Et d’ajouter : « Tu sais le problème avec l’article de L’Équipe d’hier. Quand je suis arrivé en France, il (le journaliste) a essayé sept fois de m’écrire des messages privés. J’ai répondu à un, je lui ai dit que je ne travaillais pas comme ça. Après, quand tu as besoin de faire sortir les fuites pour diminuer une personne, tu essaies de le faire parce que tu n’as pas le contact direct avec cette personne.

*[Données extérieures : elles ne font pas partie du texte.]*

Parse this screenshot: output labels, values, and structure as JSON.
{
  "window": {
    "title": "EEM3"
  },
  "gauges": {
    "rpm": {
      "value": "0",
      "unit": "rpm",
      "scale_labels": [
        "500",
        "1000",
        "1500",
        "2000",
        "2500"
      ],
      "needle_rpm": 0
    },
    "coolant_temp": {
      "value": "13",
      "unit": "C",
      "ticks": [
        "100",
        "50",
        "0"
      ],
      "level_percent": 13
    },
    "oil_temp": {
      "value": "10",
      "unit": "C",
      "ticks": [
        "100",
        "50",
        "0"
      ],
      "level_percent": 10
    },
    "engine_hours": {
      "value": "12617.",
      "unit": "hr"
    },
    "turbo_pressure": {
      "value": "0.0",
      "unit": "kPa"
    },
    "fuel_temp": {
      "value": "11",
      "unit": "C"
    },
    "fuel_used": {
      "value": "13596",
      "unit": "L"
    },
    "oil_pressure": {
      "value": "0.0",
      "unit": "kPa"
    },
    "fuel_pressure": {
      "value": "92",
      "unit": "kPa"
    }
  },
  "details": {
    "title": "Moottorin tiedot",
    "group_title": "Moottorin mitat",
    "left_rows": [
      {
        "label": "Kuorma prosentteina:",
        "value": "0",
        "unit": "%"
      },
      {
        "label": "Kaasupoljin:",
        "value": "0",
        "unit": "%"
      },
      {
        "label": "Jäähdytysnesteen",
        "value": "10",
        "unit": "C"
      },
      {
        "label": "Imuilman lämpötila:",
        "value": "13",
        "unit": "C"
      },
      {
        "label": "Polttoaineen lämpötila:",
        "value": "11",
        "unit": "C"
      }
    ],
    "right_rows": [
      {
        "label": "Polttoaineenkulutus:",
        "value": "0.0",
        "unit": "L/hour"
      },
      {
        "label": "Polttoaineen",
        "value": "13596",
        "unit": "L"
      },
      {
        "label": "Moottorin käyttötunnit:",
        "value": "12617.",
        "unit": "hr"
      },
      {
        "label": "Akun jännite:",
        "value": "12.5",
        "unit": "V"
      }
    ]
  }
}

Tu inventes des conneries avec les manques d’intensité aux entraînements. C’est ridicule. La blessure d’Amavi… mais qu’est-ce qu’il en sait ? Il ne sait rien parce que je ne parle pas avec lui. Tout le monde essaie d’inventer des choses pour qu’il y ait un climat de tension entre les joueurs. Il ne faut pas inventer des choses. Pour les choses dont vous avez besoin, vous me demandez, je réponds. Des mensonges, non. »

Après La Provence, AVB risque de ne pas s’être fait que des amis dans la rédaction du quotidien sportif.